For all of us on the Eastern seaboard, it also seems that April is the month in which Spring has finally arrived and winter lay behind! Not as cruel as Eliot’s reckoning.
This can be a time to turn our reflective faculty of observation to the making, reading, distributing and reciting of poetry, whether it be traditionally “Western” or not, in schools, homes, public spaces and wherever forms of media are shown or heard. The first reading took place April 9th of 1996 at the Library of Congress with then U.S. Poet Laureate Robert Hass and poets Rita Dove, Anthony Hecht, Mark Strand, as well as Carolyn Forche, Linda Pastan, and our current Laureate as of 2014, Charles Wright. Many other readings and events were planned and held across the nation for the beginning of this new month-long observance.
In 1996 I was a boy of 11, soon to turn 12 on the 30th, and at the time I had probably written some poems as an exercise in middle school English. My call to poetry as an art would come two years later when I composed “Leaves of Rebellion,” an allegorical poem seen in the seasonal changes of a tree, for my Speech & Writing course in Lewiston, NY. This poem satisfied the assignment and as a comfortable ‘B’ student I preferred to leave my efforts at “just enough to pass.” We had just moved across the country from Oregon and though we were now living in our first house as a family, I felt more despondent than ever with my new surroundings.
In this atmosphere I took my course, got my credits – but when two more poems were “needlessly” composed, over-achievement became a self-possessed obligation to create in this medium. I won’t leave any examples here for scrutiny, because the sorts of poems they were can be read in all the notebooks of the young since the Ancient Greeks or earlier: they were lovelorn, lonely things, bemoaning my family’s poverty, my introverted nature, an unrequited love, an intense dream, dark thoughts turned toward the end of life, and many more on these over-used and tired out subjects.
As all writers know after years of ceaseless activity, eventually a voice finds its way out and puts one’s situation in the world in writing which affords a fresh take on life. I reckon there is a connection between my disappointment of moving, losing friends, self-deprecation, and my subsequent growth of introspection, reflection and eventually a discernment that approaches a more objective light. There are too many examples from writers’ lives to claim this phenomenon to be uniquely mine! Poetry can end up re-constituting and re-making a life. Eliot knew this, and perhaps, so did Chaucer.

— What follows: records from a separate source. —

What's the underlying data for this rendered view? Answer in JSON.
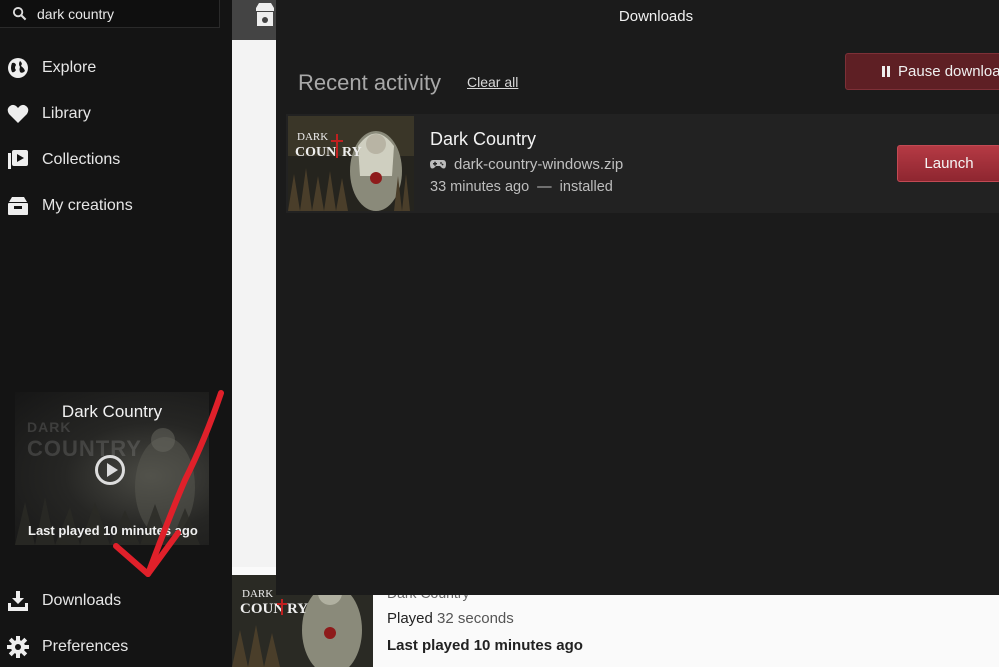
{
  "search": {
    "value": "dark country"
  },
  "nav": {
    "explore": "Explore",
    "library": "Library",
    "collections": "Collections",
    "my_creations": "My creations",
    "downloads": "Downloads",
    "preferences": "Preferences"
  },
  "featured": {
    "title": "Dark Country",
    "last_played": "Last played 10 minutes ago",
    "art_text_top": "DARK",
    "art_text_bottom": "COUNTRY"
  },
  "modal": {
    "title": "Downloads",
    "recent_activity": "Recent activity",
    "clear_all": "Clear all",
    "pause_label": "Pause downloads",
    "item": {
      "title": "Dark Country",
      "file": "dark-country-windows.zip",
      "time": "33 minutes ago",
      "separator": "—",
      "status": "installed",
      "launch_label": "Launch"
    }
  },
  "bottom_card": {
    "title": "Dark Country",
    "played_label": "Played",
    "played_value": "32 seconds",
    "last_played": "Last played 10 minutes ago"
  },
  "colors": {
    "accent_red": "#b53a44",
    "pause_red": "#5e1f24",
    "annotation_red": "#e0202a"
  }
}
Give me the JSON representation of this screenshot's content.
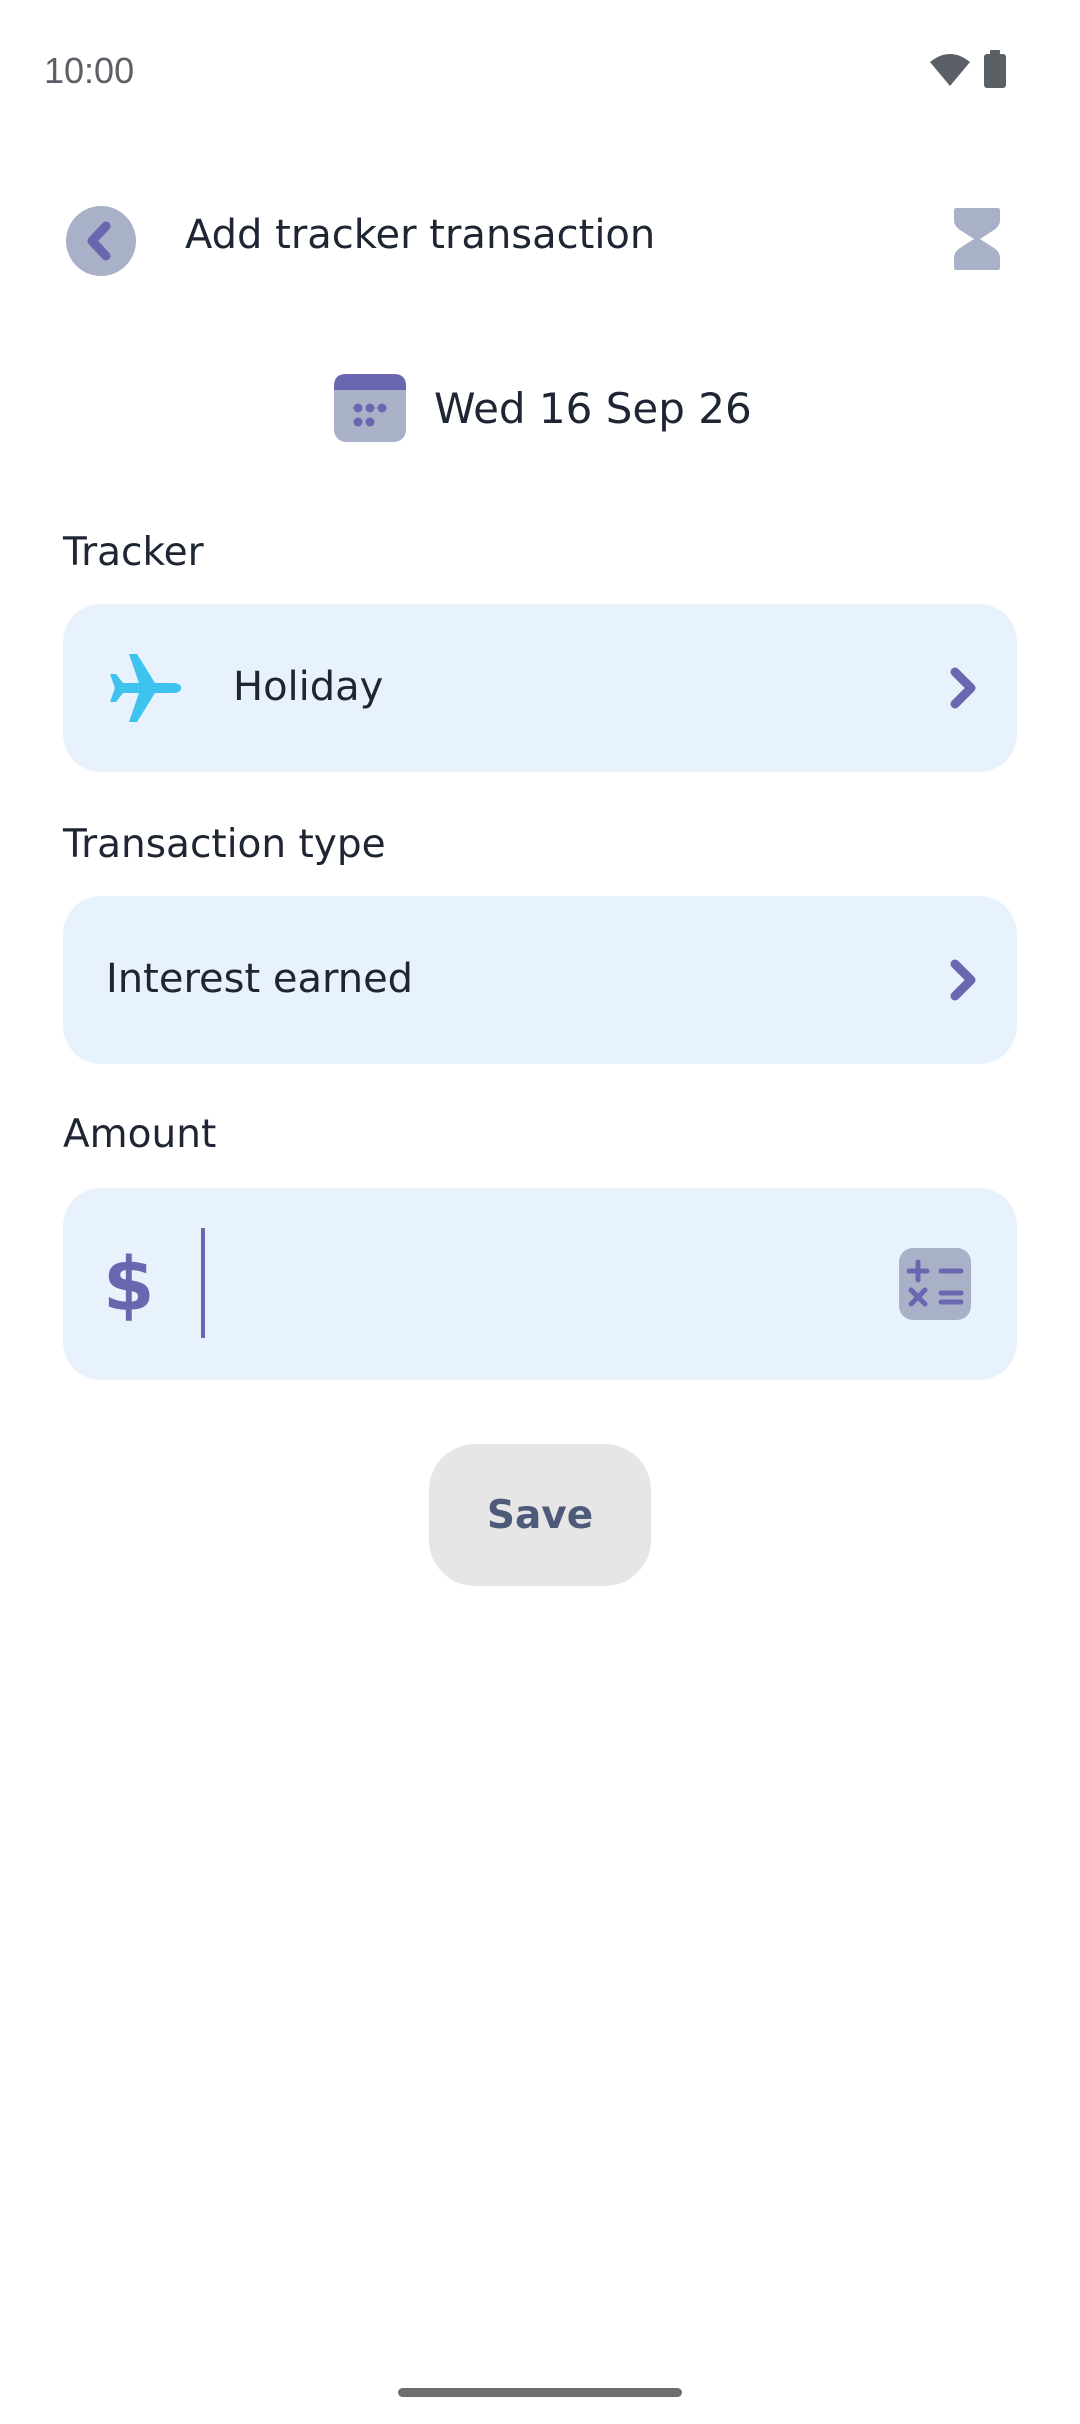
{
  "status_bar": {
    "time": "10:00",
    "icons": [
      "wifi-icon",
      "battery-icon"
    ]
  },
  "header": {
    "title": "Add tracker transaction",
    "back_icon": "chevron-left-icon",
    "action_icon": "hourglass-icon"
  },
  "date": {
    "text": "Wed 16 Sep 26",
    "icon": "calendar-icon"
  },
  "tracker": {
    "label": "Tracker",
    "value": "Holiday",
    "icon": "airplane-icon"
  },
  "transaction_type": {
    "label": "Transaction type",
    "value": "Interest earned"
  },
  "amount": {
    "label": "Amount",
    "currency_symbol": "$",
    "value": "",
    "calculator_icon": "calculator-icon"
  },
  "save": {
    "label": "Save"
  },
  "colors": {
    "accent": "#6b66b0",
    "field_bg": "#e8f2fd",
    "muted_icon": "#a9b1c8",
    "plane": "#3ec3ef",
    "save_bg": "#e6e6e6",
    "save_text": "#4e5b78"
  }
}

And so, looking toward my 30th birthday on the last day of this month of April, I look back at my life in poetry and keep my eyes ahead at life unfolding. For National Poetry Month, we can all find a moment each day to awaken ever so slightly to the vitality of poetry. There might just be in your school, at your neighborhood library or even in your own family, a child taking up their pen or pencil to the page to place in verse the feelings or images which have been whirling around inside them. Nurture this impulse with sharing poetry or just “be there” for them with your compassion. As much as my own work was been welded together with anger or sadness, they have been lifted up and formed convergences with the help of new friendships and loving words.